日常生活で介護が必要となった際にまず行うことは介護保険の認定申請という点は、だいぶ周知されてきています。

その中でも、利用者同士の交流や食事・入浴支援サービスを受けられる通所介護(デイサービス)」は利用しやすいということで人気があります。

また、「短期入所(ショートステイ)」等の自宅から離れて受ける他の介護サービスに比べて、自宅から離れる時間が1番短いため、利用のハードルが比較的低いと言われています。

デイサービスを利用してみたいと考えた際に、気になるのはデイサービスの利用料金です。

利用料金をなるべく抑えたいと考える方も多いのではないでしょうか。

今回は、デイサービスの利用料を抑えるために事前に確認しておきたいポイントを紹介します。

デイサービスの利用料を抑えるポイント

1. 食費が安い事業所を選ぶ

1つ目のポイントは、昼食・おやつ代としてかかる食費です。

この食費はデイサービスによって違いますので、食費の安い事業所を選ぶということが大切です。

デイサービスは、事業所によって設定されている利用時間が決まっています。

午前中から夕方近くまで利用するタイプのデイサービスの多くは、事業所がお昼ご飯を提供するサービスを行っています。

その際の食費は、介護保険の適用範囲外であり、自己負担です。

食費は、人件費や食材料費等に基づきサービス提供事業所が独自で設定できます。

1回400円~700円程度に設定されているところが多くみられます。

事業所によって、支払金額に数百円近くも差が出ることは珍しくないのです。

食費は1回の料金ですので、月に数回利用することでその差額は大きくなります。

食費の安い事業所を選択することで利用料金を抑えられるのです。

希望する事業所の食費は事前に確認しておくのがよいと言えます。

2. 排泄用品を自分で準備する

自分たちで準備したほうがいいもの

2つ目に挙げるポイントは、排泄用品を自分たちで準備するということです。

デイサービスを利用する間に、トイレを使用する機会が何回かあります。

その際に、紙パンツや尿取りパットを使用している方については、それらが汚れていた場合に交換します。

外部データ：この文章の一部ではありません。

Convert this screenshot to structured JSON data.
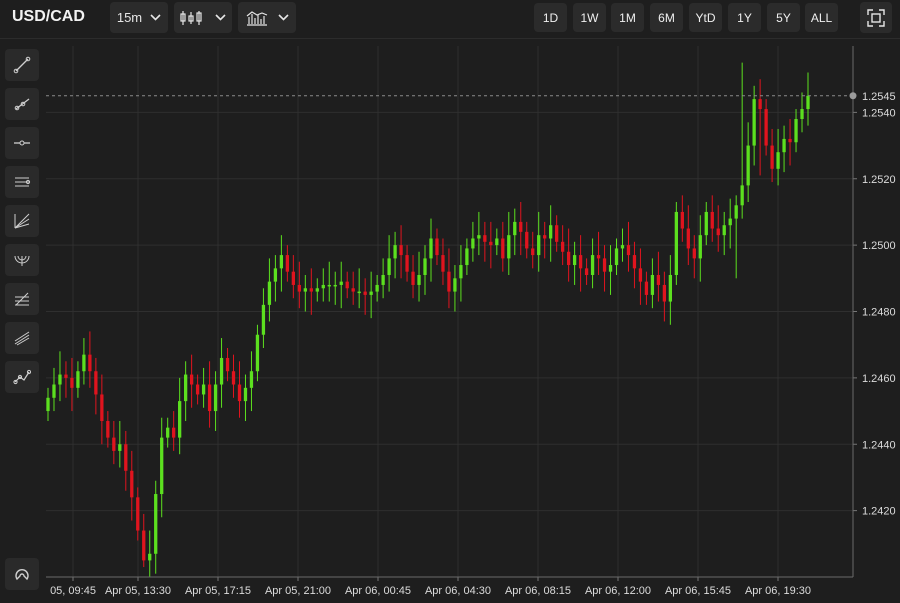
{
  "header": {
    "symbol": "USD/CAD",
    "interval": "15m",
    "chart_type_icon": "candlestick-icon",
    "indicators_icon": "indicators-icon",
    "ranges": [
      "1D",
      "1W",
      "1M",
      "6M",
      "YtD",
      "1Y",
      "5Y",
      "ALL"
    ],
    "fullscreen_icon": "fullscreen-icon"
  },
  "tools": [
    "trend-line-icon",
    "ray-icon",
    "horizontal-line-icon",
    "parallel-channel-icon",
    "fib-fan-icon",
    "fib-arc-icon",
    "fib-retracement-icon",
    "pitchfork-icon",
    "path-icon"
  ],
  "magnet_icon": "magnet-icon",
  "colors": {
    "up": "#5ce01f",
    "down": "#e0141e",
    "background": "#1e1e1e",
    "grid": "#2f2f2f"
  },
  "chart_data": {
    "type": "candlestick",
    "title": "",
    "ylim": [
      1.24,
      1.256
    ],
    "yticks": [
      "1.2420",
      "1.2440",
      "1.2460",
      "1.2480",
      "1.2500",
      "1.2520",
      "1.2540"
    ],
    "last_price": "1.2545",
    "xticks": [
      "05, 09:45",
      "Apr 05, 13:30",
      "Apr 05, 17:15",
      "Apr 05, 21:00",
      "Apr 06, 00:45",
      "Apr 06, 04:30",
      "Apr 06, 08:15",
      "Apr 06, 12:00",
      "Apr 06, 15:45",
      "Apr 06, 19:30"
    ],
    "closes": [
      1.2454,
      1.2458,
      1.2461,
      1.246,
      1.2457,
      1.2462,
      1.2467,
      1.2462,
      1.2455,
      1.2447,
      1.2442,
      1.2438,
      1.244,
      1.2432,
      1.2424,
      1.2414,
      1.2405,
      1.2407,
      1.2425,
      1.2442,
      1.2445,
      1.2442,
      1.2453,
      1.2461,
      1.2458,
      1.2455,
      1.2458,
      1.245,
      1.2458,
      1.2466,
      1.2462,
      1.2458,
      1.2453,
      1.2457,
      1.2462,
      1.2473,
      1.2482,
      1.2489,
      1.2493,
      1.2497,
      1.2492,
      1.2488,
      1.2486,
      1.2487,
      1.2486,
      1.2487,
      1.2488,
      1.2488,
      1.2488,
      1.2489,
      1.2487,
      1.2486,
      1.2486,
      1.2485,
      1.2486,
      1.2488,
      1.2491,
      1.2496,
      1.25,
      1.2497,
      1.2492,
      1.2488,
      1.2491,
      1.2496,
      1.2502,
      1.2497,
      1.2492,
      1.2486,
      1.249,
      1.2494,
      1.2499,
      1.2502,
      1.2503,
      1.2501,
      1.25,
      1.2502,
      1.2496,
      1.2503,
      1.2507,
      1.2504,
      1.2499,
      1.2497,
      1.2503,
      1.2502,
      1.2506,
      1.2501,
      1.2498,
      1.2494,
      1.2497,
      1.2493,
      1.2491,
      1.2497,
      1.2496,
      1.2492,
      1.2494,
      1.2499,
      1.25,
      1.2497,
      1.2493,
      1.2489,
      1.2485,
      1.2491,
      1.2488,
      1.2483,
      1.2491,
      1.251,
      1.2505,
      1.2499,
      1.2496,
      1.2503,
      1.251,
      1.2505,
      1.2503,
      1.2506,
      1.2508,
      1.2512,
      1.2518,
      1.253,
      1.2544,
      1.2541,
      1.253,
      1.2523,
      1.2528,
      1.2532,
      1.2531,
      1.2538,
      1.2541,
      1.2545
    ]
  }
}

この時に使用する紙パンツや尿取りパットの費用は実費です。

排泄に使用するそれらの用品の料金は事業所によって設定が異なります。

1枚当たり50~200円程度と市販の物より少し割高な値段で実費徴収している事業所が多いと言えます。

そのため、このような排泄用品を自分達で準備することで、金銭的な負担を抑えられるのです。

都度準備をするとなると、必要枚数がカバンの中に入りきらずに結果的に事業所にある排泄用品を使わなければならなくなる場合もあります。

しかし、事業所も利用者の負担をなるべく少なくすることに努めています。

事業所によっては、事前に購入した排泄用品を預かってくれます

そして、必要な時に使用するという対応をとっている事業所が多くあります。

事前に確認しておくと安心して利用できます。

排泄用品を自分達で準備しておくことは、デイサービスを利用するうえで節約につながるポイントです

同時に、いつも使っているものを使用できるというメリットもあります。

3. 大規模事業所を選ぶ

3つ目のポイントは、なるべく大規模な事業所を選ぶということです。

デイサービスは1日の利用定員や1か月の利用者の平均人数によって、「大規模事業所」、「通常規模事業所」、「小規模事業所(定員18人以下)」の3種類に大別されます。

事業所規模による区分

≪画像元:大分県

事業所の規模によって基本報酬は設定が異なり「小規模事業所 → 通常規模事業所 → 大規模事業所」の順で基本報酬が安くなります

基本報酬が安いということは、私たちの利用料金が安くなるということ

です。

参照:オージー技研株式会社

利用者の好みはそれぞれ異なるため、大人数が利用する大規模事業所を利用することに抵抗がある方もいるかと思います。

「利用料金が抑えられるから」と本人の気持ちを無視して利用する事業所を決めてしまうと、本人のストレスになってしまい、その後の介護サービス利用の継続につながらない場合も考えられます。

なるべくご本人が好まれるサービス事業所を選ぶことを優先に考えることは必要です。

しかし、特にこだわりがない場合には、大規模事業所を選ぶことで利用料金の節約につなげることができます。

本人の意思を尊重しつつ節約しよう

同じサービスを提供する事業所であっても、その特徴や利用料金には差がでます

介護はいつまで続くか分からないものであり、それに支払うお金も自然と湧いてくる物ではありません。

サービスを利用する本人の満足度を尊重しつつ、抑えられる支出を抑えていくことは、長い介護生活を支えるためには重要なことです。

大人数が利用する大規模なデイサービスといっても曜日によって利用者の顔ぶれが変わりますし、滞在時間を選ぶことも可能です。

希望があれば利用者が過ごしやすいように座席の配慮などもおこないます。